Searchlight also argued that the court should rule based on whether the interns or the company gained the greater benefit from the interns’ work, stating that the primary beneficiary of its internships was the interns themselves. The court rejected that argument, stating that two interns performing the same duties might differ in the amount of knowledge they obtained, and this would make their status under the FLSA unpredictable and subjectively determined. The court instead turned to a fact sheet produced by the U.S. Department of Labor (DOL) that lists six factors that DOL uses to determine whether or not an individual is an employee who must be paid, or an intern who is not an employee.
- The internship, even though it includes actual operation of the facilities of the employer, is similar to training which would be given in an educational environment;
- The internship experience is for the benefit of the intern;
- The intern does not displace regular employees, but works under close supervision of existing staff;
- The employer that provides the training derives no immediate advantage from the activities of the intern; and on occasion its operations may actually be impeded;
- The intern is not necessarily entitled to a job at the conclusion of the internship; and
- The employer and the intern understand that the intern is not entitled to wages for the time spent in the internship.
The court then reviewed the interns’ activities, which, among others, consisted of “assembling office furniture, arranging travel plans, taking out trash, taking lunch orders, answering phones, watermarking scripts, and making deliveries,” according to the court. The court concluded that the interns received no training and did work that regular employees would have done had the interns not been present. The court said that the interns “worked as paid employees work, providing an immediate advantage to their employer and performing low-level tasks not requiring specialized training. The benefits they may have received—such as knowledge of how a production or accounting office functions or references for future jobs—are the results of simply having worked as any other employee works, not of internships designed to be uniquely educational to the interns and of little utility to the employer.”
The court also found that Searchlight had violated New York’s minimum wage law.
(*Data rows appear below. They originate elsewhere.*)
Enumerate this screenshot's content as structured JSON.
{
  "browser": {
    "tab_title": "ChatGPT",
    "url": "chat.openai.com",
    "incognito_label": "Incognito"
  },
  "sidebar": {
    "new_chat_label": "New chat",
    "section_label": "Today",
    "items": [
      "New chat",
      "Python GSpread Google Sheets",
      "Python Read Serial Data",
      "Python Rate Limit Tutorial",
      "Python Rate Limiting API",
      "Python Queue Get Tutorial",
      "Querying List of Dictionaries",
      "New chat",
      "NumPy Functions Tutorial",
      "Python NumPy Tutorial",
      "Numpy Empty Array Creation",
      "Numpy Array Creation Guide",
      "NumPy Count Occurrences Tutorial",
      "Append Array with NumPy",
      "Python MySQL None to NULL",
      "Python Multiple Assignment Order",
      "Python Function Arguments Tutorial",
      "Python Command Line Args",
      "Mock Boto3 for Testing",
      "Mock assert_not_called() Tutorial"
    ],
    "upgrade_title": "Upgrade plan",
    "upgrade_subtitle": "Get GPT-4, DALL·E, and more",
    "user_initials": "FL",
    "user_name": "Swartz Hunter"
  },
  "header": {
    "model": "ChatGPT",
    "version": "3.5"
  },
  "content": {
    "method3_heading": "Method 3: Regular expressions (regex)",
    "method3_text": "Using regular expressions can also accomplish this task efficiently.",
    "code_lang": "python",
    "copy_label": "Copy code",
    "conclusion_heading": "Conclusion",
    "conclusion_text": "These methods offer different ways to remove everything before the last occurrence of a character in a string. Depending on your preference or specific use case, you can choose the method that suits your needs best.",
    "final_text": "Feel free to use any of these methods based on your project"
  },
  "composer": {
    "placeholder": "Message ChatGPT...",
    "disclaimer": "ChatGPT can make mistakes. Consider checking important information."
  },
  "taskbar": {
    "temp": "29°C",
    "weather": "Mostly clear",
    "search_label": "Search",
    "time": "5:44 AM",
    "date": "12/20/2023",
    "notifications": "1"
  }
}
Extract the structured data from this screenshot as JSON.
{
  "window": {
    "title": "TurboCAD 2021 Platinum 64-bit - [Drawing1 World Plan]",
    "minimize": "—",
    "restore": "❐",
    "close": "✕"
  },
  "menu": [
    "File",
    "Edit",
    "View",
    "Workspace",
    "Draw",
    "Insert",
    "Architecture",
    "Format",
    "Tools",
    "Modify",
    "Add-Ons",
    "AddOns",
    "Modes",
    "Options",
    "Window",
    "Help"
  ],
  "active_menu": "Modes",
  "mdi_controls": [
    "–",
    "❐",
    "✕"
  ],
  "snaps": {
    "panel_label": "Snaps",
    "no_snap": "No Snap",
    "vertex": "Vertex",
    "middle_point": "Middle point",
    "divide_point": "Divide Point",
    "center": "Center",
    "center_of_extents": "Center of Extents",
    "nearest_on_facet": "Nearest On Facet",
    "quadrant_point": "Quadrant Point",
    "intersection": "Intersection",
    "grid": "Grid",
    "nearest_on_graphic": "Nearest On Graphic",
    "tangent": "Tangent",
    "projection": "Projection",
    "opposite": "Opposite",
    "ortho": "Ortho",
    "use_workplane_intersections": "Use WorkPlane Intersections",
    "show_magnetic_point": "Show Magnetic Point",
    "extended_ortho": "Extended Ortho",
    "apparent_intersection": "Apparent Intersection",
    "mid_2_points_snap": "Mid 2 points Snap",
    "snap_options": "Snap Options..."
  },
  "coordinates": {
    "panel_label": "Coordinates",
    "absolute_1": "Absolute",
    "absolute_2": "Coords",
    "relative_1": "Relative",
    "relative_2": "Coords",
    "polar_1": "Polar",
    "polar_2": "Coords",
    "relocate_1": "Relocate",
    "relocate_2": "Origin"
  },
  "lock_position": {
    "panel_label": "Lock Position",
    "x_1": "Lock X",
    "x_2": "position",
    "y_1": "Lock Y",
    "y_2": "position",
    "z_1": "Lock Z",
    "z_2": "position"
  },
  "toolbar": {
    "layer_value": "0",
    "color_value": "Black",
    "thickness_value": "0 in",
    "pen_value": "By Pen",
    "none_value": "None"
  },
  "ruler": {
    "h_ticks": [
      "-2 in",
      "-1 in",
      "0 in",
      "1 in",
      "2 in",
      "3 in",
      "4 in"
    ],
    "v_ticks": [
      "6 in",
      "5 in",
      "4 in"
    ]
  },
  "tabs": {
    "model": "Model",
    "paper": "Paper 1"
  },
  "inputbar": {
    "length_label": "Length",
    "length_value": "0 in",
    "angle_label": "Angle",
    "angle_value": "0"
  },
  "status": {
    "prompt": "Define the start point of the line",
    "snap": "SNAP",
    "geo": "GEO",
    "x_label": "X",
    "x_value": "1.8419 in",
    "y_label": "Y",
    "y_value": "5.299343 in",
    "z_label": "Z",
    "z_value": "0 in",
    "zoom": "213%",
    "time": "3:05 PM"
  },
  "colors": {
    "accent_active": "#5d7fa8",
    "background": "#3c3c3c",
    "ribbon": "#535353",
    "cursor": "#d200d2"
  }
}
To the company’s argument that the internship could be unpaid under state law because students received academic credit, the court replied: “Receipt of academic credit is of little moment. A university's decision to grant academic credit is not a determination that an unpaid internship complies with the [New York law]. Universities may add additional requirements or coursework for students receiving internship credit, but the focus of the [New York law] is on the requirements and training provided by the alleged employer.”
The court awarded summary judgment to two of the plaintiff interns, ruling that they were employees, and certified a class action against Fox Entertainment Group under both the federal FLSA and New York law for all interns “hired” by those companies.
The Fair Labor Standards Act does not permit employees to waive their FLSA rights, even if they want to. Courts have refused to enforce signed waivers in which employees agree not to be paid overtime or not to receive minimum wage. Even a written agreement with the intern that the job will be unpaid, while necessary to meet the sixth test listed above, is not, standing alone, sufficient to protect the employer from wage claims.
What can an employer do to both provide badly needed work experience for young people and avoid potential legal liability? The safest strategy, of course, is to pay the intern, and to monitor the hours the intern spends at work in order to avoid overtime liability. If payment is out of the question, then the company needs to ensure that the six steps listed above are followed carefully. Providing a substantial educational component as part of the internship (which would benefit the intern and not the employer) is a good start, but all six tests must be met. A written agreement between the company and the intern that elaborates on the educational component, states that the internship will be unpaid, and declares that the internship is not a guarantee of future employment, will also help the employer demonstrate later, if necessary, that the six part test had been followed.
Unpaid internships may be more costly in the long run than hiring entry-level workers and paying them minimum wage. Companies should check state law requirements as well as following the FLSA’s six-part test if they wish to create unpaid internships.